Byron Stafford is a solar engineer with the National Renewable Energy Laboratory, the Department of Energy’s renewable energy and efficiency research and development laboratory. He sees another promising aspect of the technology: cost. Economics, he said, will be the driver behind widespread adoption of solar-access points, especially overseas.
“We’re not talking about how many cents per kilowatt hour that we’re paying; it’s the installation labor costs,” Stafford said. “Because for solar wireless, one person — and they don’t have to be an electrician — can set up the site.”
He questioned why the technology hasn’t hit the marketplace sooner. “You have a wireless system for connectivity and then you still have to run a power line? It just doesn’t make sense,” he said.

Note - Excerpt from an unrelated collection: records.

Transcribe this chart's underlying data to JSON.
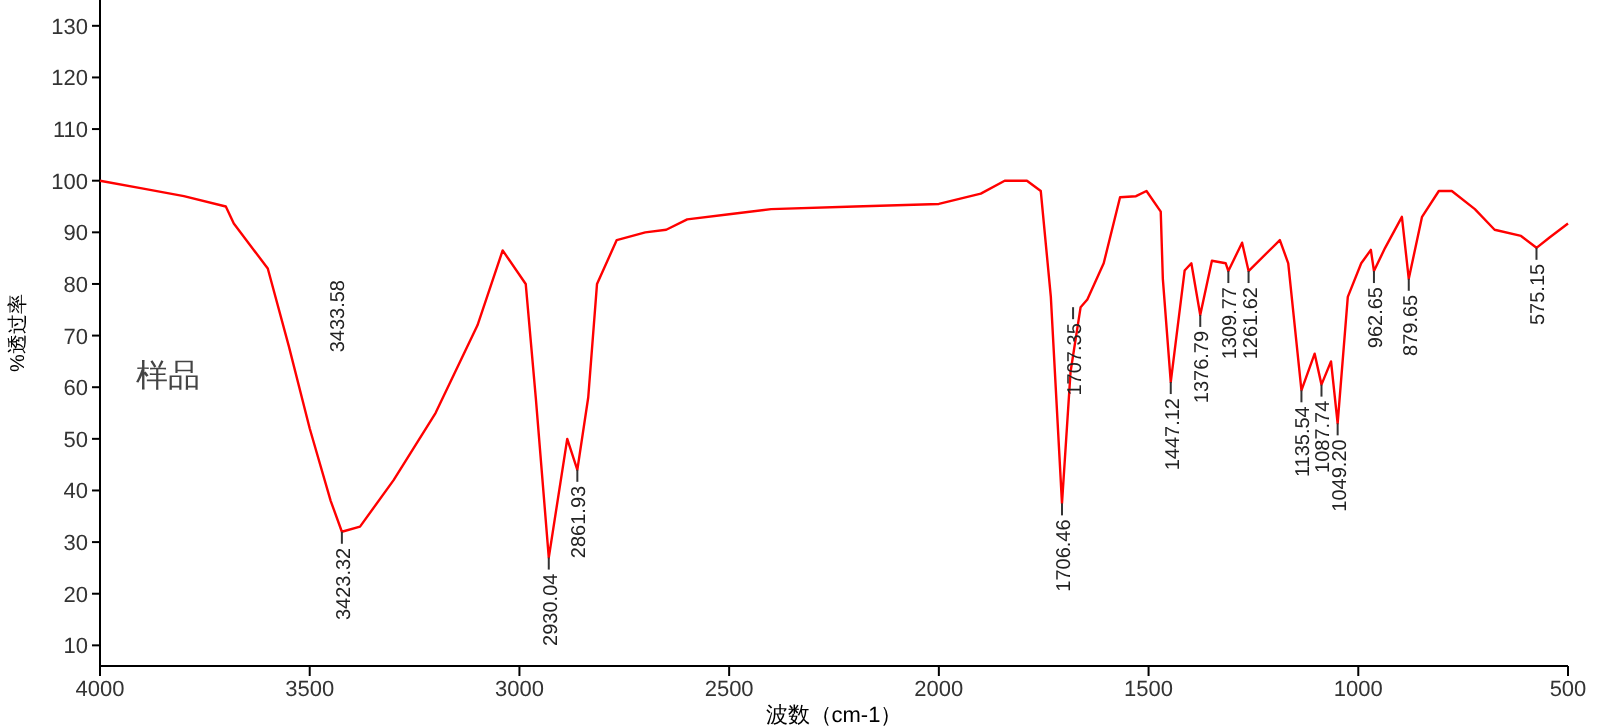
{
  "chart_data": {
    "type": "line",
    "xlabel": "波数（cm-1）",
    "ylabel": "%透过率",
    "xlim": [
      4000,
      500
    ],
    "ylim": [
      6,
      135
    ],
    "xticks": [
      4000,
      3500,
      3000,
      2500,
      2000,
      1500,
      1000,
      500
    ],
    "yticks": [
      10,
      20,
      30,
      40,
      50,
      60,
      70,
      80,
      90,
      100,
      110,
      120,
      130
    ],
    "grid": false,
    "marker": "none",
    "line_style": "solid",
    "series": [
      {
        "color": "#ff0000",
        "x": [
          4000,
          3900,
          3800,
          3700,
          3681,
          3600,
          3550,
          3500,
          3450,
          3423.32,
          3380,
          3300,
          3200,
          3100,
          3040,
          2985,
          2961,
          2930.04,
          2886,
          2861.93,
          2836,
          2815,
          2768,
          2700,
          2650,
          2600,
          2500,
          2400,
          2200,
          2000,
          1900,
          1843,
          1790,
          1757,
          1733,
          1706.46,
          1686,
          1662,
          1646,
          1607,
          1568,
          1530,
          1505,
          1471,
          1466,
          1447.12,
          1414,
          1398,
          1376.79,
          1349,
          1316,
          1309.77,
          1277,
          1261.62,
          1187,
          1167,
          1135.54,
          1104,
          1087.74,
          1065,
          1049.2,
          1025,
          993,
          970,
          962.65,
          936,
          896,
          879.65,
          848,
          808,
          777,
          722,
          675,
          612,
          575.15,
          544,
          500
        ],
        "values": [
          100,
          98.5,
          97,
          95,
          91.7,
          83,
          68,
          52,
          38,
          32,
          33,
          42,
          55,
          72,
          86.5,
          80,
          58,
          27,
          50,
          44,
          58,
          80,
          88.5,
          90,
          90.5,
          92.5,
          93.5,
          94.5,
          95,
          95.5,
          97.5,
          100,
          100,
          98,
          77.5,
          37.5,
          63,
          75.5,
          77,
          84,
          96.8,
          97,
          98,
          94,
          81,
          61,
          82.6,
          84,
          74,
          84.5,
          84,
          82.5,
          88,
          82.5,
          88.5,
          84,
          59.4,
          66.5,
          60.5,
          65,
          53,
          77.5,
          84,
          86.6,
          82.5,
          87,
          93,
          81,
          93,
          98,
          98,
          94.5,
          90.5,
          89.3,
          87,
          89,
          91.7
        ]
      }
    ],
    "annotations": [
      "样品",
      "3433.58",
      {
        "text": "3423.32",
        "x": 3423.32,
        "y": 32
      },
      {
        "text": "2930.04",
        "x": 2930.04,
        "y": 27
      },
      {
        "text": "2861.93",
        "x": 2861.93,
        "y": 44
      },
      {
        "text": "1707.35",
        "x": 1680,
        "y": 75.5
      },
      {
        "text": "1706.46",
        "x": 1706.46,
        "y": 37.5
      },
      {
        "text": "1447.12",
        "x": 1447.12,
        "y": 61
      },
      {
        "text": "1376.79",
        "x": 1376.79,
        "y": 74
      },
      {
        "text": "1309.77",
        "x": 1309.77,
        "y": 82.5
      },
      {
        "text": "1261.62",
        "x": 1261.62,
        "y": 82.5
      },
      {
        "text": "1135.54",
        "x": 1135.54,
        "y": 59.4
      },
      {
        "text": "1087.74",
        "x": 1087.74,
        "y": 60.5
      },
      {
        "text": "1049.20",
        "x": 1049.2,
        "y": 53
      },
      {
        "text": "962.65",
        "x": 962.65,
        "y": 82.5
      },
      {
        "text": "879.65",
        "x": 879.65,
        "y": 81
      },
      {
        "text": "575.15",
        "x": 575.15,
        "y": 87
      }
    ]
  }
}
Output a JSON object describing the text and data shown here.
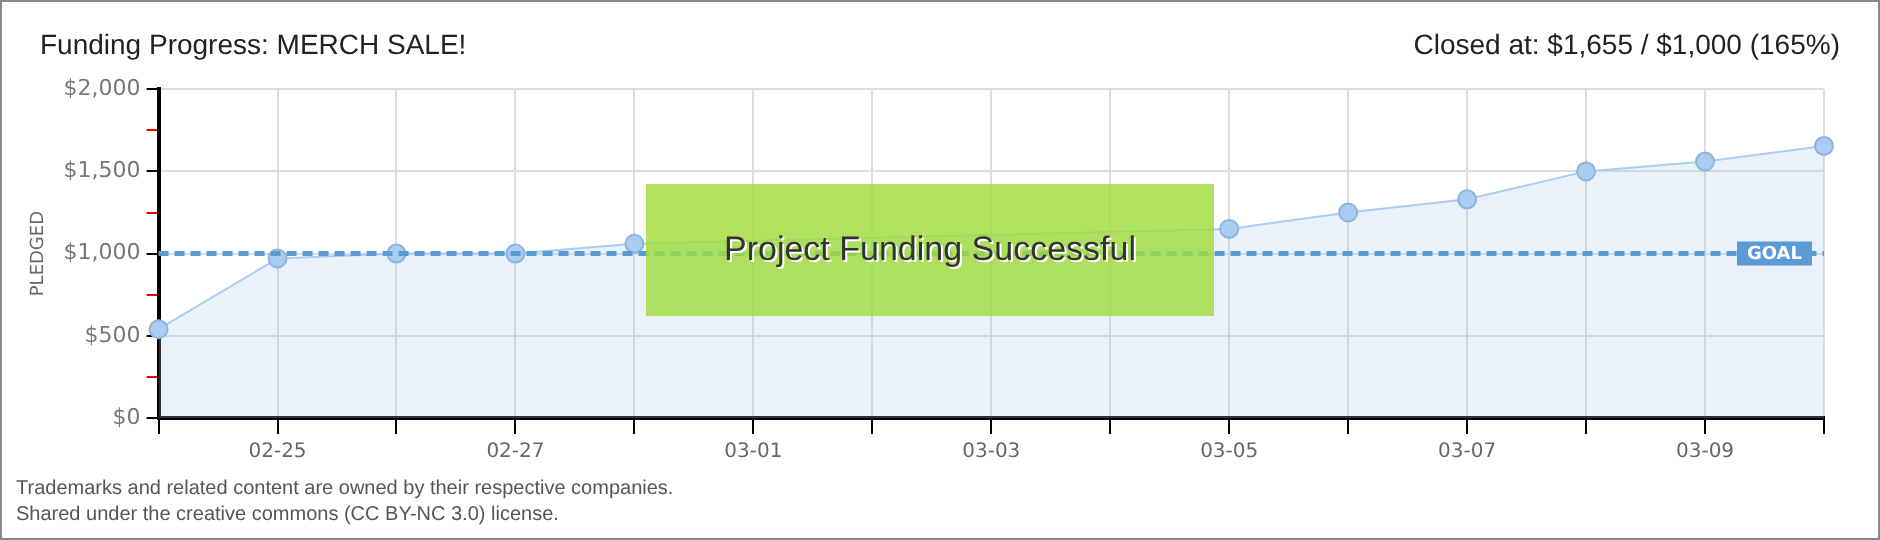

He also sees the SWAP900 as a technology capable of setting up communications quickly after a man-made or natural disaster.
“I’m going out on a limb here, but after an emergency or hurricane … you can deploy this mesh network almost any place,” Stafford said. “Set some poles up, and you’re in business as long as you have a good link back to the backbone.”
The SWAP900 includes antennas, batteries, solar cells and software for remote management through the secure Web interface. Most orders include 20 to 50 nodes depending on the deployment, Bradford said. Each node costs $3495.